No B.S. Just bacon. (Ok, there's lots of B.S. But it's serious.)

No B.S. Just bacon. (Ok, there's lots of B.S. But it's serious.)

With the whole set up going, we stuck the soldering iron into the can of pellets and waited. (Bill had turned on the iron and let it heat for a while to burn off any oil that may have been on the metal parts.) We stared at the unit, waiting for it to smoke. I got impatient and ran off to Quick Trip for a big bag of ice. By the time I got back…we had smoke!

About every hour from noon until 5:30 in the afternoon I swapped out ice packs and refreshed hickory pellets. I smelled like smoke from head to foot. (Seriously Mom…it was just bacon, I swear!) The instructions said to smoke for 4 to 6 hours. How do you know when it’s done? It looked pretty much the same the whole time. I was paranoid about under smoking because of the breaks between smoking while I changed out pellets so I left it for 5 1/2 hours.

Looks like bacon...

Looks like bacon...

The bacon (yes! It was bacon then!) went directly into the freezer for an hour to firm up before I attempted slicing. Once I had it out and took my knife to it I found that while it wasn’t terribly hard to cut, there was a really hard rind that had formed on the fat side, so I had to cut it fat side up. Because the piece was long, it was difficult to keep a uniform slice. So I cut up what I needed and put the rest back in the freezer. Must obtain a meat slicer for future use.


Smells like bacon...

Smells like bacon...

Today was the big day…cooking time. Since AB is my idol, I always bake my bacon. So I fired up the oven to 400 degrees, laid out my bacon on a sheet pan and got it going. Also on the menu: scrambled eggs from Nature’s Harmony chickens, hashbrowns made from a random potato I still had hanging around from the pot pie filling, toast made from my homemade bread and fair-trade organic coffee that was roasted locally that I got from my other CSA.

With excitement and trepidation, I pulled my bacon from the oven and took my first bite. Dude. It was freaking awesome and I almost passed out. I was so petrified that I was going to screw it up, but it turned out great! The one kung faux pas I made was that I did leave it in the oven a bit too long. I think it cooked faster than the old store-bought bacon I used to make. It still tasted fantastic and now I know to watch it closer next time.

In the aftermath of Project Bacon, I have about 2/3 of a cup of bacon drippings that I don’t know what to do with.

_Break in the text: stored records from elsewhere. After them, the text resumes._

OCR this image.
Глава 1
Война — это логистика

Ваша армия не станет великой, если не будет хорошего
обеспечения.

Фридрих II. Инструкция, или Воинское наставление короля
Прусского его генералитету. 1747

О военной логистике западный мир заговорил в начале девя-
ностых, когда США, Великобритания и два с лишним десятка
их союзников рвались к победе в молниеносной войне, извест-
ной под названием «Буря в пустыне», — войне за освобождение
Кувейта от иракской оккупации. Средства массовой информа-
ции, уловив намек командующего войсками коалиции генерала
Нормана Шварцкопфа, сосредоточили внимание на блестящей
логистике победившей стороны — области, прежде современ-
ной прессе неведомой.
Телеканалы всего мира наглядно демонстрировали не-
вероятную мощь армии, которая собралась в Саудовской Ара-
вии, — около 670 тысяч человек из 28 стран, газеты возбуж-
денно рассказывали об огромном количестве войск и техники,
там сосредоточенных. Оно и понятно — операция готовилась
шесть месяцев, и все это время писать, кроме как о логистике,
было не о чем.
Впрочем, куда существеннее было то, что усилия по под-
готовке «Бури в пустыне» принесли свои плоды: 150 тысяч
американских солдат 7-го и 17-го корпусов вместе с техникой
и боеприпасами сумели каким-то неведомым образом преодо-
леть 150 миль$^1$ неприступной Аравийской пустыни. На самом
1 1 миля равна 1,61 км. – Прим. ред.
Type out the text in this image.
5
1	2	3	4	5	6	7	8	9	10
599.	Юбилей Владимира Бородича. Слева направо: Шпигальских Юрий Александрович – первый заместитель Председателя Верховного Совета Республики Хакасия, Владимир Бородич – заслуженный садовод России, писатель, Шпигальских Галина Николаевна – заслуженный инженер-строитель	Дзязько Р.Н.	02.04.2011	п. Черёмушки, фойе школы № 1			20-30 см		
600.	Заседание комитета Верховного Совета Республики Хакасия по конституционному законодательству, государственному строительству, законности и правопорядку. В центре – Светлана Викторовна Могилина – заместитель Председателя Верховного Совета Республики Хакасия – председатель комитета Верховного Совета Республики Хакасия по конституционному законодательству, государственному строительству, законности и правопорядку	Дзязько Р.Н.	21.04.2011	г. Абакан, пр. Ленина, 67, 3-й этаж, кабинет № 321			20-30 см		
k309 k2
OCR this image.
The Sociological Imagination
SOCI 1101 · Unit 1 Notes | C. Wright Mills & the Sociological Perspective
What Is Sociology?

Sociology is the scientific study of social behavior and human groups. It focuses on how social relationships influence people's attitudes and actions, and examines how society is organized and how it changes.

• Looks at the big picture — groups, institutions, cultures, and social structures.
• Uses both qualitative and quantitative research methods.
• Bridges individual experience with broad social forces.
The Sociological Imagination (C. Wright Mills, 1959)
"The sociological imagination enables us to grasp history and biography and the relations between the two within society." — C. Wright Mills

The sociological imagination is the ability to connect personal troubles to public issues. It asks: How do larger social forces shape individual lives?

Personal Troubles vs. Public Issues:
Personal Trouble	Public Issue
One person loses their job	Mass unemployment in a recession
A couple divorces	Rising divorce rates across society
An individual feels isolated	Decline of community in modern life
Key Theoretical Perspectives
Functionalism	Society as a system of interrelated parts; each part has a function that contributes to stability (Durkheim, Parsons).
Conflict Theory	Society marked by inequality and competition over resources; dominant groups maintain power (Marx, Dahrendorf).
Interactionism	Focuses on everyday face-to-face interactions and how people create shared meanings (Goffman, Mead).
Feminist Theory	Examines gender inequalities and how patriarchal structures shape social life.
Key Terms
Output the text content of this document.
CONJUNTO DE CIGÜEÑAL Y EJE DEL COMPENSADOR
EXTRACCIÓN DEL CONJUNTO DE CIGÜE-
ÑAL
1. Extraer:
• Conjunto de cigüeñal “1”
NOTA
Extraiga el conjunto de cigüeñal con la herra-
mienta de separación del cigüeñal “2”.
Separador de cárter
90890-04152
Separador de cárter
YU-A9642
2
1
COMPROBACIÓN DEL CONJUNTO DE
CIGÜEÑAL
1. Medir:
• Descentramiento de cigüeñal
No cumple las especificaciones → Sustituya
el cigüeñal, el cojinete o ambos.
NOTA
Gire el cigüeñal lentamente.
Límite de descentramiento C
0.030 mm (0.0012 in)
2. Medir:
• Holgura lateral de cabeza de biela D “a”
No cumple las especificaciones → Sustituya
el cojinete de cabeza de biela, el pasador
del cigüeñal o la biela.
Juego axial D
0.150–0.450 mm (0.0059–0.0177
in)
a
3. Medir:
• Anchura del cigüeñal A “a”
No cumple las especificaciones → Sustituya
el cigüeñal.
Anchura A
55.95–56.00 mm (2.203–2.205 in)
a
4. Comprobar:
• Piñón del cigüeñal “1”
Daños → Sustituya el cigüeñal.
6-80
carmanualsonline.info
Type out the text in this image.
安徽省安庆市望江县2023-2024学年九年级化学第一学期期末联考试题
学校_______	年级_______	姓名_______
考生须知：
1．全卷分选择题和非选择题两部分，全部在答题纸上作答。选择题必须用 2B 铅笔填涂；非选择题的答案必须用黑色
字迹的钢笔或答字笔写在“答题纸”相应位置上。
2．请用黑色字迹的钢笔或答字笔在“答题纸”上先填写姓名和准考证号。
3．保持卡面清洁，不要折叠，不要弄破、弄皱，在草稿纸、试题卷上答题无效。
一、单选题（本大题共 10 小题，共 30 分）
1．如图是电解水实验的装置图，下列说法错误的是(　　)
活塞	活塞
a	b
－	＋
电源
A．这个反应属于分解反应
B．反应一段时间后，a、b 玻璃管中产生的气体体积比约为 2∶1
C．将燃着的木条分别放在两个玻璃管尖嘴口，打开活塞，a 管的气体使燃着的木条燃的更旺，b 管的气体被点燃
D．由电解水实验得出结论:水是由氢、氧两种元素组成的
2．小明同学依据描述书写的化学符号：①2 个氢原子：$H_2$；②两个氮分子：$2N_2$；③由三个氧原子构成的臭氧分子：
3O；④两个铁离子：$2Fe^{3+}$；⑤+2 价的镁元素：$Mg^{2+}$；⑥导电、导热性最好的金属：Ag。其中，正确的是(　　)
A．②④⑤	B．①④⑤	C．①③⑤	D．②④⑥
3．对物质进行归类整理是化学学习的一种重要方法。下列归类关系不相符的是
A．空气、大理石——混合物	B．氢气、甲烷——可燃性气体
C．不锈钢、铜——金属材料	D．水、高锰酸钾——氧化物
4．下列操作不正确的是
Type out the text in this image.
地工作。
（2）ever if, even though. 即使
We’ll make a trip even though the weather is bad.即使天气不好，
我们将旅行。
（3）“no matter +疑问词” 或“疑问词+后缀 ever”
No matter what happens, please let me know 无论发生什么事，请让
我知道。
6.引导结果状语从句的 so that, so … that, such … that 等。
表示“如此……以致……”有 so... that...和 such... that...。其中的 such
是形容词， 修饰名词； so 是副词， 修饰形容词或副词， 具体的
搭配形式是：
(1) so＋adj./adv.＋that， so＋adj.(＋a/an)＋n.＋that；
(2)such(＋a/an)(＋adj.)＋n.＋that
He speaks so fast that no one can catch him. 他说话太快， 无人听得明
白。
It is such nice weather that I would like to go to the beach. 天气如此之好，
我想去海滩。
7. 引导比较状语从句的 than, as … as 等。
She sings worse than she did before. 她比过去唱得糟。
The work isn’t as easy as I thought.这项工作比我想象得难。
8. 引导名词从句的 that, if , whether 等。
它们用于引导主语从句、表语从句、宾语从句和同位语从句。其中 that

I hate to let all that goodness go to waste…any great ideas of what to do with it? And how long it will last and if I need to refrigerate it?

The only real complaint Bill and I have (and thanks to test subject Bill for telling me it was better than store bought bacon) is that on the fat side of the belly it formed almost like a rind, a really tough outer coating that tasted good but you can’t chew it. Any home bacon makers out there encounter this? I’m wondering if I should try to cut it off or if there is some way to avoid that in the future. However, this rind did not prevent us from plowing through the whole portion that I cut off last night. And the best part…there is enough in the freezer for several more meals!